Tuesday, July 9, 2024

MINOR SUPER-VILLAIN 564: THE GHOST OF WINTER RANCH

(The Funnies 030, 1939)

This fellow is from a story starring Gene Autry, singing cowboy. It's printed in a comic put out by Dell that mostly features reprints of comic strips and that's probably what this is? Even though online sources suggest that the first Gene Autry comic strip started in 1940 and this came out in 1939? Ultimately, these are mere details. The important fact is that this is my most favourite style of putting a film cowboy actor in an adventure comic: the real Gene Autry is just riding around in the Western US - Montana, in this case - with some sixguns and a guitar, having adventures but also doing all of the singing and movies that are his bread and butter.

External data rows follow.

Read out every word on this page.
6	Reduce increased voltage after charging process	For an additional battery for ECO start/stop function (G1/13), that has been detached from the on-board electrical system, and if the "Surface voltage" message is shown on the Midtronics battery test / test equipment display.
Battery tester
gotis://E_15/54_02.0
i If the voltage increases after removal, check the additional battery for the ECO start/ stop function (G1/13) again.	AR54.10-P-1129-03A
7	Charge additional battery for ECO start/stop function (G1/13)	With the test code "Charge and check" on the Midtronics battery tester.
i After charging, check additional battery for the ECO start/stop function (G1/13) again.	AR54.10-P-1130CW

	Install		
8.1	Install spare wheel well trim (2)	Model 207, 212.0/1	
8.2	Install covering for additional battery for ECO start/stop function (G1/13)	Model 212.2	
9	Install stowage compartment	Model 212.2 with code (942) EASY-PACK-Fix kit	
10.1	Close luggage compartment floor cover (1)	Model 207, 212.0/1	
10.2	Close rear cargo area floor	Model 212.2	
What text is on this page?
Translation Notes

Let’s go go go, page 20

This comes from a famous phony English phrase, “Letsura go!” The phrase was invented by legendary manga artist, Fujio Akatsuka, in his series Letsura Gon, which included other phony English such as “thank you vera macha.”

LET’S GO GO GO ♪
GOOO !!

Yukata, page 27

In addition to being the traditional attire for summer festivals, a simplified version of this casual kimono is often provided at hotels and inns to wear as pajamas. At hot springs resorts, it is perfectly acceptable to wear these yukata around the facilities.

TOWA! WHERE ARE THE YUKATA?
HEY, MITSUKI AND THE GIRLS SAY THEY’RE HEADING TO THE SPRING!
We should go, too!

It's somehow slightly less plausible than when they just drop Tom Mix or Buck Jones into the Old West with no justification but the weirdness makes it fun.

As for the comic itself, we find one "Rowel" Collins (I had to look this one up - a rowel is the pointy wheely bit on a spur, so this is just a more Western version of calling someone Spike) who has just discovered that the mine full of useless ore that he sold as part of his former ranch is in fact a mine full of extremely valuable pitchblende and since Rowel Collins is a dastardly character (just look at his evil mustache!) he vows to get the money that the mine is worth by hook or by crook.

Lucky for Rowel, there are a lot of local superstitions for him to take advantage of: the ranch is situated on a piece of land called the Devil's Ironing Board; the pitchblende is in the Devil's Cave and crucially the ranch is supposed to be haunted (by a cow leg-stealing ghost?). Rowel immediately heads to a nearby shack to activate his old crony Smoky Plants.

Smoky, as the glowing Ghost of Winter Ranch, only really takes one pass at scaring off ranch owners Dan and Peg Winters and since they have the moral support of Gene "ain't scared of no ghosts" Autry Rowel has to resort to gunplay and kidnapping to force the sale.


Rowel and Smoky almost get away with it, in fact, but it turns out that hatching a scheme to sell a mine full of radioactive ore and knowing anything about radiation are two different things and they both end up dropping dead of radiation poising due to the radium they used to make the Ghost's glowing robes. It's terrible, terrible poetic justice.